Saturday, July 5, 2008

The Failed States Index 2008

By Joseph El-Khoury

The Failed States Index for 2008 is finally out. This Index has been compiled yearly since 2005 by an organisation called 'The Fund For peace’ and published in the reputable ‘Foreign Policy’. Before the authors credibility is put at stake lets say that as always the company is based in Washington DC, staffed by Americans, under the patronage of other Americans and supported by more Americans. But since no one else worthy of mention has compiled such an index; we will have to put aside our healthy dose of scepticism and accept their mission statement in the words of their president Pauline Baker that ‘it is a research and educational organization that works to prevent war and alleviate the conditions that cause war’.

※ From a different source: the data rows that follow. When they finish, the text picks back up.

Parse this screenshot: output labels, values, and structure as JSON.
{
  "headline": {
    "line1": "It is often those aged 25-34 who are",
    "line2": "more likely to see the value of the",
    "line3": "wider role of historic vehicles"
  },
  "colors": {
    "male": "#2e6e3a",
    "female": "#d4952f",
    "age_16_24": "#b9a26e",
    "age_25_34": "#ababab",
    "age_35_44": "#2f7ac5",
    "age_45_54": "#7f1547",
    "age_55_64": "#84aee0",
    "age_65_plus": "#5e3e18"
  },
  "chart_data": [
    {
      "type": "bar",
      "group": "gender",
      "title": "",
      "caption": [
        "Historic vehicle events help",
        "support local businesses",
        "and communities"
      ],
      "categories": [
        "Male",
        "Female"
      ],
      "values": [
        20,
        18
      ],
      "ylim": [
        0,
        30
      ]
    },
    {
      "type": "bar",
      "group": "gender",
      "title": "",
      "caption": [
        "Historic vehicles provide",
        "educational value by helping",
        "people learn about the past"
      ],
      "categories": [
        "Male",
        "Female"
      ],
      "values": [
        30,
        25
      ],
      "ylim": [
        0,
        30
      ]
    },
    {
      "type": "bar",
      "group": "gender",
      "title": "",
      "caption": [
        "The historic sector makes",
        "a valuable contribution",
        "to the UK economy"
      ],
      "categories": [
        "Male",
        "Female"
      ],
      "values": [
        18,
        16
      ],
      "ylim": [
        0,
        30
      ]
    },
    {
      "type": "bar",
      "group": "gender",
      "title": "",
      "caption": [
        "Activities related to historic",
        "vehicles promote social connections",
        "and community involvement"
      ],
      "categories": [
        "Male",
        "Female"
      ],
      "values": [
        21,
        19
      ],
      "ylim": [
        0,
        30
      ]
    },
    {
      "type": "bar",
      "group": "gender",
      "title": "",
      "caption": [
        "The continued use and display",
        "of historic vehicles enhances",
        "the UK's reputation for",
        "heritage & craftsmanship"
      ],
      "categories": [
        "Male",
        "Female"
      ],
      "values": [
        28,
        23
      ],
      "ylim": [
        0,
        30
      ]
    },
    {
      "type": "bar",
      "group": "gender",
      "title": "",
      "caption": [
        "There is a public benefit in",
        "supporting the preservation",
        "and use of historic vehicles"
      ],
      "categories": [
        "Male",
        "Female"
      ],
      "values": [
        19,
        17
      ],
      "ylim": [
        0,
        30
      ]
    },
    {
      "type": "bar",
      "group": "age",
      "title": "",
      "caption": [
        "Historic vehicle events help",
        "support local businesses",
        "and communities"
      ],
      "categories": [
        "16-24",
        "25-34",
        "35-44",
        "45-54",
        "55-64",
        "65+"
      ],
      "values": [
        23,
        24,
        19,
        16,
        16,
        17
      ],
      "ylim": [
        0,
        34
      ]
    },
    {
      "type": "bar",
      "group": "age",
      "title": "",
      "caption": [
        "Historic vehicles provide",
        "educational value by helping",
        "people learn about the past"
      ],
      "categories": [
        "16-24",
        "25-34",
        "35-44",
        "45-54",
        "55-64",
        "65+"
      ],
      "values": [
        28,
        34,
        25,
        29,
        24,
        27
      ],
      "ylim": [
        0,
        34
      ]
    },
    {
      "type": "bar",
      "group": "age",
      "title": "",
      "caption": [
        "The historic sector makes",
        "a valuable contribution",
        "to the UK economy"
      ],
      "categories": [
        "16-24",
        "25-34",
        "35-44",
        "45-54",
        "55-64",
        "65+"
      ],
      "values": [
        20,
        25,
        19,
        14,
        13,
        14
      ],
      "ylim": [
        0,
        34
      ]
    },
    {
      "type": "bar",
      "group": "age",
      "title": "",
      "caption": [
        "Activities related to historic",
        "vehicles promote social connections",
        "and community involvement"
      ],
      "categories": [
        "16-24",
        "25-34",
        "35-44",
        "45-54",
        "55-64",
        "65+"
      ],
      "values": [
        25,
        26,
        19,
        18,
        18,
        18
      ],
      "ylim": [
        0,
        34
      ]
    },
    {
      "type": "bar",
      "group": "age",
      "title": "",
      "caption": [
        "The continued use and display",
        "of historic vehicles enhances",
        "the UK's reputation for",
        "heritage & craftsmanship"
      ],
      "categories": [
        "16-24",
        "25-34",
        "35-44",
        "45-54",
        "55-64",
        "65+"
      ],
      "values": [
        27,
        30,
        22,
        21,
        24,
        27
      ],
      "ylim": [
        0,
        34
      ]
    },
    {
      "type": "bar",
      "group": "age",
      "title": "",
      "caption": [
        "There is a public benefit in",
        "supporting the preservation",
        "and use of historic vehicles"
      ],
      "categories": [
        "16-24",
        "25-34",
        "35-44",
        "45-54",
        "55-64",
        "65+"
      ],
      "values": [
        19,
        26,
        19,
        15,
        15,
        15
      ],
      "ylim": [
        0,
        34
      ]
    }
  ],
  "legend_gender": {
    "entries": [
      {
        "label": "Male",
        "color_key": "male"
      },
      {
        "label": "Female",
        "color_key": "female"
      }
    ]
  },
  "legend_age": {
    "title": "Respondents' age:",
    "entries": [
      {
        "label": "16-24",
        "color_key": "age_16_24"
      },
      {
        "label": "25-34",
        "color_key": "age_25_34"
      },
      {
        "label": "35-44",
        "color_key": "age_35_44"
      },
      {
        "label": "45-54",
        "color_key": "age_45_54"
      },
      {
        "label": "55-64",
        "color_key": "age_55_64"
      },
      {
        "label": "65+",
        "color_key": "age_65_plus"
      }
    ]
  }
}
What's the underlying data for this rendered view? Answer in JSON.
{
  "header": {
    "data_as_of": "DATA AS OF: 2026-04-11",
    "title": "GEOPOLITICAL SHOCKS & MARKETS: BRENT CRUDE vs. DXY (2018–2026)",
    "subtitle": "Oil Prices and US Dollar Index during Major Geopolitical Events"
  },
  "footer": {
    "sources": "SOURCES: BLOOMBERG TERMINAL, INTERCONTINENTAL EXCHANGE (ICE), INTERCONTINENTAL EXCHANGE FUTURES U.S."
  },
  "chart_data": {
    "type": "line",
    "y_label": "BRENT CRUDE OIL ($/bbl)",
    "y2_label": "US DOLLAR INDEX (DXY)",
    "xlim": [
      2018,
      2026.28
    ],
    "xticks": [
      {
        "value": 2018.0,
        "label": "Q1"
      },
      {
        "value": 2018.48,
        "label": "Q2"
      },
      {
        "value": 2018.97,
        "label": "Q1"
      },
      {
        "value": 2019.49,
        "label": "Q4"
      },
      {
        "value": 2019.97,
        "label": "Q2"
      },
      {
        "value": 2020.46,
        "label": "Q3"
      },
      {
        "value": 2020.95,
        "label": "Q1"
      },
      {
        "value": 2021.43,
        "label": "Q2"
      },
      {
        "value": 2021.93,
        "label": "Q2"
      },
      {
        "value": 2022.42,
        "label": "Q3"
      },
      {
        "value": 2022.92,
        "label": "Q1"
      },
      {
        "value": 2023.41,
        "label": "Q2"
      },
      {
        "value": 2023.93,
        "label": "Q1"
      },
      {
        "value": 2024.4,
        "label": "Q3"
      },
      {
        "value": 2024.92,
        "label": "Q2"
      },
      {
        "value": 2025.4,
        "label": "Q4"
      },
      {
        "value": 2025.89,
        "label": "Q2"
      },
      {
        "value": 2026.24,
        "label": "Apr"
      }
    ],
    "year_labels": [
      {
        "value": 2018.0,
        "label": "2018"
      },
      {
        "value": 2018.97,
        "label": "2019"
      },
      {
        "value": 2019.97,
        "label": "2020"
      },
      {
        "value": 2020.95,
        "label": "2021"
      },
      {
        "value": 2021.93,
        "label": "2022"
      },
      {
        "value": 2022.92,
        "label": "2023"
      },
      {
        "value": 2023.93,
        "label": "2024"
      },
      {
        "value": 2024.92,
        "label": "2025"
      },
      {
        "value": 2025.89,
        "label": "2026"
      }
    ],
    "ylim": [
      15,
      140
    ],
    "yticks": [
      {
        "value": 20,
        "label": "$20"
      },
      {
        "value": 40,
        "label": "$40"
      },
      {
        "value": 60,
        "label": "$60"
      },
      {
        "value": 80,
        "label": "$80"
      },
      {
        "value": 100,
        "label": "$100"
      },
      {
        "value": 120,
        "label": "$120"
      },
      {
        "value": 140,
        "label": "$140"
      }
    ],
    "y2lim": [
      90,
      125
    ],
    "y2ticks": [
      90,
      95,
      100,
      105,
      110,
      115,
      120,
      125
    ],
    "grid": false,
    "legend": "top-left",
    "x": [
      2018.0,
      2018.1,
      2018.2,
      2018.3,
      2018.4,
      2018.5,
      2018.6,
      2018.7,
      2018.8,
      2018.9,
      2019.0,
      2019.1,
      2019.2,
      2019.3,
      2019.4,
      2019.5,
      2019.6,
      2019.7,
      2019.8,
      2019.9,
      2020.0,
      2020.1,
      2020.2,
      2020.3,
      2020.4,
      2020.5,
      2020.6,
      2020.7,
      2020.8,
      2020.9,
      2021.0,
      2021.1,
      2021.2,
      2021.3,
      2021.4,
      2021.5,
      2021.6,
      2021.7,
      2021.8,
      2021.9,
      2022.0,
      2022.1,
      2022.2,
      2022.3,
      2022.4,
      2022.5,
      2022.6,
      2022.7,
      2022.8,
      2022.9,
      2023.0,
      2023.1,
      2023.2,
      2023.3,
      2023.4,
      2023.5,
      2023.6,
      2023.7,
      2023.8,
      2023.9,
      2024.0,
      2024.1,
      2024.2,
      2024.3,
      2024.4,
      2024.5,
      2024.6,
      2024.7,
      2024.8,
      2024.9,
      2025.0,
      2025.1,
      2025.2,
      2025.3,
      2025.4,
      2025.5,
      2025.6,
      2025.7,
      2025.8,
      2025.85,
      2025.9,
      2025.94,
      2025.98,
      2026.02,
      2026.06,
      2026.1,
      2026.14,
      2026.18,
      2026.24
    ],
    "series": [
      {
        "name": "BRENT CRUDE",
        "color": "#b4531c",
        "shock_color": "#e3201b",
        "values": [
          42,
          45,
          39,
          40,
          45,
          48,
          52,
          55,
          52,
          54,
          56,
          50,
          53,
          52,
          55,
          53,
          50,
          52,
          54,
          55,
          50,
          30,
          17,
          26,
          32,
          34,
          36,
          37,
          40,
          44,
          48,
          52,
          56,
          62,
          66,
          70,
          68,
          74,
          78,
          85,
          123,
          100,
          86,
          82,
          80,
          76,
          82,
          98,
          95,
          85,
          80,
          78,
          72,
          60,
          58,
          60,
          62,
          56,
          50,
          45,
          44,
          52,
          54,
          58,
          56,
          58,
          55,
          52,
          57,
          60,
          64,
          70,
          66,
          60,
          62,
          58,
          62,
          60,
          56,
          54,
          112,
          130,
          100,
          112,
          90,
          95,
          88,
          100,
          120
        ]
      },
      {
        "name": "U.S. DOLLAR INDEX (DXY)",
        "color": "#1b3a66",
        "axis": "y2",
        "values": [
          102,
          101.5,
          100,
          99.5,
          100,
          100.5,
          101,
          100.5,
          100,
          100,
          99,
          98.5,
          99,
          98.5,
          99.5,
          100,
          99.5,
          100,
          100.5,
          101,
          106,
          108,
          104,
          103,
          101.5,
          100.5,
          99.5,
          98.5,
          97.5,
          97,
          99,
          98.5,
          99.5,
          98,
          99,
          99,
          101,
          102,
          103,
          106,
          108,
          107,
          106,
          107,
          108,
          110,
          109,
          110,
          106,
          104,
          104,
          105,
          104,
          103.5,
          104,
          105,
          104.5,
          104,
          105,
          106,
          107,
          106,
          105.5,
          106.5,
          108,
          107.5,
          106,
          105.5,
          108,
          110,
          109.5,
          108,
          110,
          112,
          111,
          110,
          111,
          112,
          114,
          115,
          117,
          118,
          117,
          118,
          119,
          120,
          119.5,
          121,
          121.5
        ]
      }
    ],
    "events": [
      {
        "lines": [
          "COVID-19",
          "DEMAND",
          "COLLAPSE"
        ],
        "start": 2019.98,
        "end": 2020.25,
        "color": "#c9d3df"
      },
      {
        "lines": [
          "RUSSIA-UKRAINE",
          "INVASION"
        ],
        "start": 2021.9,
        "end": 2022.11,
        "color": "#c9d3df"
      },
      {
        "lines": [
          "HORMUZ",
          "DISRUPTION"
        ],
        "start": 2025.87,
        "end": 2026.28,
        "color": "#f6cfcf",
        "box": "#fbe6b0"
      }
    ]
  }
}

The product is a table where countries are scored according to a number of criteria touching on a range of economic, social and political factors. Those who are in a real mess are colour-coded in Red for ‘Alert’ and this year 35 countries out of a total of 177 fell in that category. We will focus our attention on those countries which are members of the Arab league. At the top spot Somalia, a country only by name since the late 70s where warlords and religious fundamentalists fight it over with occasional international attention. It is followed closely at number 2 by the Sudan of Omar El Bashir, reputed modernist and democrat, with a special weakness for minorities. At number 5 we find the fascinating democratic experience of Iraq, still one of the most dangerous places on earth five years on from the invasion. Lebanon shows up at number 18, down from 28 the previous year (The country was not even in the red in 2005), probably thanks to the combination of consistent governance and constructive opposition. In the process it has surpassed Srilanka and is only 2 down from Ethiopia (A point to consider next time you look down on your maid/servant). Yemen headed by the friendly Ali-Abdallah Saleh is at number 21 and last but not least Syria, the great defender of Arab pride and always happy to dish out advice through its foreign minister Mr Walid Muallem, at number 35. As a point of consolation in the face of poor Arab performance, Israel is only at number 58 but would surely do better only if it could get rid of this thorn in its side called the Palestinians. Its Jewish population would then live happily ever after following the rules in this rather selective democratic oasis.